За две недели совместного пути от Верхотурья его отношение к Пущину резко изменилось. Если сначала он был для него просто новым человеком, интересным, то теперь он стал побаиваться его. Правда, за сотником было сытно, надежно, но воли убавилось. И он смутно почувствовал, что теперь все пошло совсем в иную сторону, чем туда, куда его звала натура…
На следующий день Пущин и Деев пришли на съезжий двор.
Иван махнул веником по сапогам и вошел в воеводскую. За ним порог избы переступил и Тренька.
В просторном помещении вдоль стен тянулись лавки. В дальнем углу, в закутке, виднелся большой воеводский стол. Посередине же, прямо под матицей, стоял коротенький покатый столик, а за ним горбился дьяк Нечай Федоров и что-то писал, аккуратно макая в чернильницу гусиное перо.
– А-а, Пущин, здорово! – поднял он голову. – И ты здесь, – узнал он Треньку.
Сотник и атаман поздоровались с ним.
– Вы подождите, посидите, – сказал он им.
Пущин и Деев сняли
В горнице было тихо. Слышался только слабый скрип пера и тяжелое дыхание дьяка, которого, судя по его усохшему желтоватому лицу, донимала какая-то грудная хворобушка.
Закончив писать, дьяк встряхнул над бумагой песочницей, отложил в сторону перо и спросил их: «Ну что – домой, или как?»
– Домой, – сказал Тренька и кивнул головой на Пущина: «А он к новому месту».
– И куда же?
– В Томск, – нехотя ответил Пущин.
– Далече же тебя дьяки-то послали, – усмехнулся Федоров, и в глазах у него мелькнула тщеславная гордость за свое сословие. Вот-де каковы они, эти дьяки, неродовиты, а захотят, и пойдет мил сын боярский, или сам князь, туда, куда пошлют. А послать могут далеко, аж на самый край государевой земли. Вот как этого сотника – в Томский острог. Это же дальше некуда. Дальше разве что в киргизы, к тому же князцу Номче, или в тунгусы.
Пущин мрачно взглянул на болезненное лицо дьяка и подумал: «Встретился бы ты мне где-нибудь в тесном закутке! В момент укоротил бы на дурную башку!»…
Дьяк заметил напряженный взгляд сотника и сменил тему разговора. Он хорошо знал, как надо поступать, чтобы и дело делать и самому не забываться.

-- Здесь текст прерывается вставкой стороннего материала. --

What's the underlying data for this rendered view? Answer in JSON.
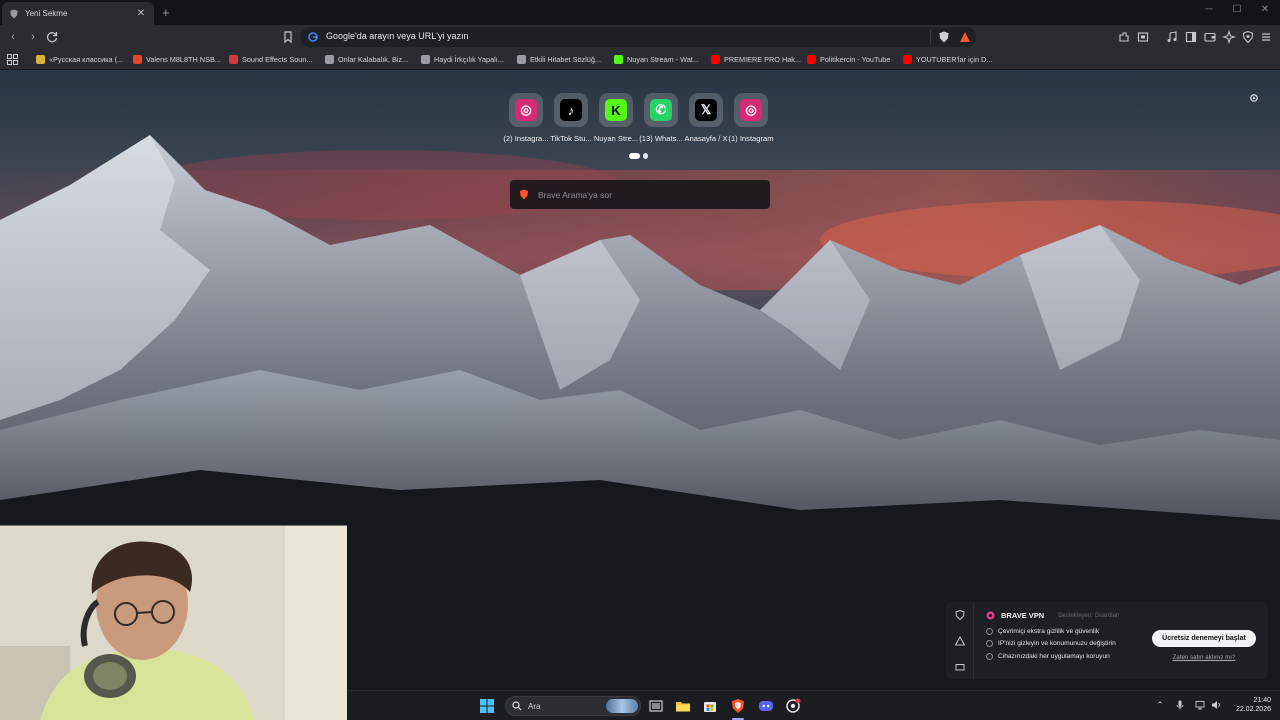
{
  "browser": {
    "tab": {
      "title": "Yeni Sekme",
      "close_glyph": "✕"
    },
    "new_tab_glyph": "+",
    "window_controls": {
      "minimize": "─",
      "maximize": "☐",
      "close": "✕"
    },
    "omnibox": {
      "placeholder": "Google'da arayın veya URL'yi yazın"
    },
    "bookmarks": [
      {
        "label": "«Русская классика (...",
        "icon": "star-icon",
        "color": "#d6b23a"
      },
      {
        "label": "Valens M8L8TH NSB...",
        "icon": "record-icon",
        "color": "#e2462b"
      },
      {
        "label": "Sound Effects Soun...",
        "icon": "sound-icon",
        "color": "#d23b3b"
      },
      {
        "label": "Onlar Kalabalık, Biz...",
        "icon": "globe-icon",
        "color": "#9a9aa2"
      },
      {
        "label": "Haydi İrkçılık Yapalı...",
        "icon": "globe-icon",
        "color": "#9a9aa2"
      },
      {
        "label": "Etkili Hitabet Sözlüğ...",
        "icon": "globe-icon",
        "color": "#9a9aa2"
      },
      {
        "label": "Nuyan Stream - Wat...",
        "icon": "kick-icon",
        "color": "#53fc18"
      },
      {
        "label": "PREMIERE PRO Hak...",
        "icon": "youtube-icon",
        "color": "#ff0000"
      },
      {
        "label": "Politikercin - YouTube",
        "icon": "youtube-icon",
        "color": "#ff0000"
      },
      {
        "label": "YOUTUBER'lar için D...",
        "icon": "youtube-icon",
        "color": "#ff0000"
      }
    ]
  },
  "ntp": {
    "top_sites": [
      {
        "label": "(2) Instagra...",
        "icon": "instagram-icon",
        "color": "#d62976"
      },
      {
        "label": "TikTok Stu...",
        "icon": "tiktok-icon",
        "color": "#000000"
      },
      {
        "label": "Nuyan Stre...",
        "icon": "kick-icon",
        "color": "#53fc18"
      },
      {
        "label": "(13) Whats...",
        "icon": "whatsapp-icon",
        "color": "#25d366"
      },
      {
        "label": "Anasayfa / X",
        "icon": "x-icon",
        "color": "#000000"
      },
      {
        "label": "(1) Instagram",
        "icon": "instagram-icon",
        "color": "#d62976"
      }
    ],
    "search_placeholder": "Brave Arama'ya sor"
  },
  "vpn_card": {
    "title": "BRAVE VPN",
    "powered_by": "Destekleyen:  Guardian",
    "features": [
      "Çevrimiçi ekstra gizlilik ve güvenlik",
      "IP'nizi gizleyin ve konumunuzu değiştirin",
      "Cihazınızdaki her uygulamayı koruyun"
    ],
    "cta": "Ücretsiz denemeyi başlat",
    "already_purchased": "Zaten satın aldınız mı?"
  },
  "taskbar": {
    "search_placeholder": "Ara",
    "time": "21:40",
    "date": "22.02.2026"
  },
  "colors": {
    "brave_orange": "#fb542b",
    "accent_purple": "#a0a5eb"
  }
}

«Уж больно сердит этот сотник, – мелькнуло у него. – Ну да ладно, пускай будет сердитым, лишь бы исполнял государеву волю»…

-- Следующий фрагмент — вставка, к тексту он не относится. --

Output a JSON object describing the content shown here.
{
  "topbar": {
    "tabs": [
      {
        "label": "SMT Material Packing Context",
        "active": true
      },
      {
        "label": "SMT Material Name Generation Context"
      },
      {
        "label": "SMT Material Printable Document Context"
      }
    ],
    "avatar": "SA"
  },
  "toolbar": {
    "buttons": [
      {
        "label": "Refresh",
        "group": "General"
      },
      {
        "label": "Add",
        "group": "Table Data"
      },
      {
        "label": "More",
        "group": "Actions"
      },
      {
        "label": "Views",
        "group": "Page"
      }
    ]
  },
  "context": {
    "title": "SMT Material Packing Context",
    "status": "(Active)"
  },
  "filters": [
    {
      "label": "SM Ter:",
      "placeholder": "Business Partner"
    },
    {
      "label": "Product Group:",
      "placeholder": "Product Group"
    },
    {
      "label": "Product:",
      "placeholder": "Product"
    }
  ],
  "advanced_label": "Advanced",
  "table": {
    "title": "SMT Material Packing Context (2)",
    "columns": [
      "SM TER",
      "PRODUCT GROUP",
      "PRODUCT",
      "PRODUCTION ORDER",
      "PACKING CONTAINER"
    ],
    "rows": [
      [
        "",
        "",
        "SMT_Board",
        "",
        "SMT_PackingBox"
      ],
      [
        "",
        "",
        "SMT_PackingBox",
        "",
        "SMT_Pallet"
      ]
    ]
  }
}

– Сейчас Борис Иванович подойдет. Грамотку тебе придется захватить в Сургут, к Волынскому… Ох, и повезло же тебе, Пущин! От одного брата – к другому, – расплылся он улыбкой. – В Сургуте-то спокойно, а вот под Томском тревожно. Как – не боишься ли?
– Нечай Федорович, ты говори, да не заговаривайся, – с усилием улыбнулся Пущин.

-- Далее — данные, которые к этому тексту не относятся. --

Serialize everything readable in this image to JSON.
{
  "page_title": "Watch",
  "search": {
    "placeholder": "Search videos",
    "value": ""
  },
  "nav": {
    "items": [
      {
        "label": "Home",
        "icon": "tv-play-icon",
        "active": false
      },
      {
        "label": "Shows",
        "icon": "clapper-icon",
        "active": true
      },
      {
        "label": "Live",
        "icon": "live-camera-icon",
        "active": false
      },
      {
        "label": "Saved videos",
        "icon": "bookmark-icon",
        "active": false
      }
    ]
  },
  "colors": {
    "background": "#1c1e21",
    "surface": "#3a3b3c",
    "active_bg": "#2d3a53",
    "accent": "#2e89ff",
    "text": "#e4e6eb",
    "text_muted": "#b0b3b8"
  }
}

– И я о том же – беречься надо бы! Вот и в Томск, Василию Васильевичу, отписали, чтобы бережно жил от киргизов и от колмака то ж!
– А ты думаешь, Волынский не знает, как говорить с инородцами? – спросил Тренька дьяка.
– Да знамо, знамо, что знает! – замахал тот на него руками. – Пятый годок уже в Томском! Знамо, да государь велит напоминать, чтоб урону городкам не было!
В сенях заскрипели половицы под чьими-то тяжелыми шагами, и дверь широко распахнулась. В избу по-хозяйски уверенно вошел тобольский воевода князь Катырев-Ростовский, а не его помощник Борис Нащокин, которого ожидал дьяк.
Стольник Иван Михайлович Катырев-Ростовский был крупным молодым мужчиной с окладистой бородой и приятным упитанным лицом. В Тобольске он был воеводой всего только второй год. И это воеводство обернулось тяжкой скорбью для его жены Татьяны Федоровны, дочери бывшего боярина Федора Романова-Юрьева, а в сию пору ростовского митрополита Филарета: та постоянно болела. А от чего – то было неведомо и лекарю. Говорит, место не по ней, холодное, болот вокруг много, вот-де та сырость и донимает ее. Про то она и кашляет по осени и зимой.